O mendigo Barnabé

Seu nome era Barnabé e ele vivia ali pelas ruas da cidade. Era mendigo, pedinte, desabrigado. Só sobrevivia pela caridade cristã e pelo desprendimento de muitos. Não conversava quase nada, e às vezes era preciso indagar se estava com fome. Sempre magro, sujo, barba e cabelo grisalhos e longos. Pés no chão, mãos de unhas grandes. Ajoelhava-se de costas para a parede e descansava as mãos na testa, como se estivesse em profundo transe.

Eu me preocupava com Barnabé porque ele me viu crescer. Sempre gentil e amoroso, colhia frutinha no mato e levava de presente para nós. Quando mais moço, ajudava nas tarefas domésticas tipo varrer quintal ou capinar a calçada.

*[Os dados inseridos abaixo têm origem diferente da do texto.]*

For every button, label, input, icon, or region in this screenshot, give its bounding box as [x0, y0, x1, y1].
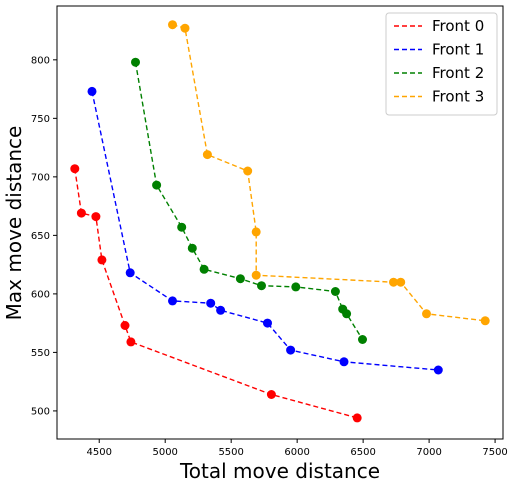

Depois que envelheceu deixou até esses afazeres e vivia em constante perambulação pelas ruas e praças.

O mais interessante em Barnabé é que não aparentava qualquer doença mental. Sabia ler e escrever muito bem e fazia cálculos de matemática de cabeça. Mamãe me contou que ele aparecera certo dia na casa de vovô. Parecia um foragido. Nunca disse de onde veio e nem os motivos de ficar por aqui. Nós também nunca indagamos nada dele.

Havia ocasiões em que Barnabé desaparecia por semanas. A gente se preocupava, indagava por ele pela vizinhança. E de repente, assim no nada, reaparecia sem maiores explicações. Ninguém lhe fazia perguntas e ficava por isso mesmo.

Não trazia consigo qualquer documentação pessoal e nenhum pertence, exceto uma caixinha de metal enferrujado, tipo uma cigarreira antiga, que ele guardava nos bolsos meio furados dos trapos que trajava. Não bebia, nem fumava ou usava drogas. Comia de tudo que lhe ofereciam.

Ontem à tarde mamãe me telefonou e informou de sua morte. Fiquei tão consternado como se tivesse perdido um membro da família, e creio que o considerava assim. Foi sepultado hoje pela manhã como indigente porque não tinha documentação que atestasse quem era.

Agora eu tenho na mão seu único bem material: a caixa de metal. Faz algum tempo que a movo para lá e para cá com a ponta dos dedos, sem coragem de abri-la. Sei lá o porquê. Parece que estou prestes a invadir a privacidade do morto. Mas por fim abro a caixa e lá dentro tem uma carta bem conservada, parece que nunca foi manuseada. Diz assim: "Meu querido, a vida às vezes nos prega peças e nos faz tomar decisões impensadas. Talvez esta seja uma dessas. Mas eu tenho que ir. Vou deixá-lo para seguir nesta caminhada com outro homem. Espero que me perdoe um dia. Você foi o melhor marido que uma mulher poderia ter, mas para mim é pouco porque quero ir além das estrelas do universo. Sua Lara".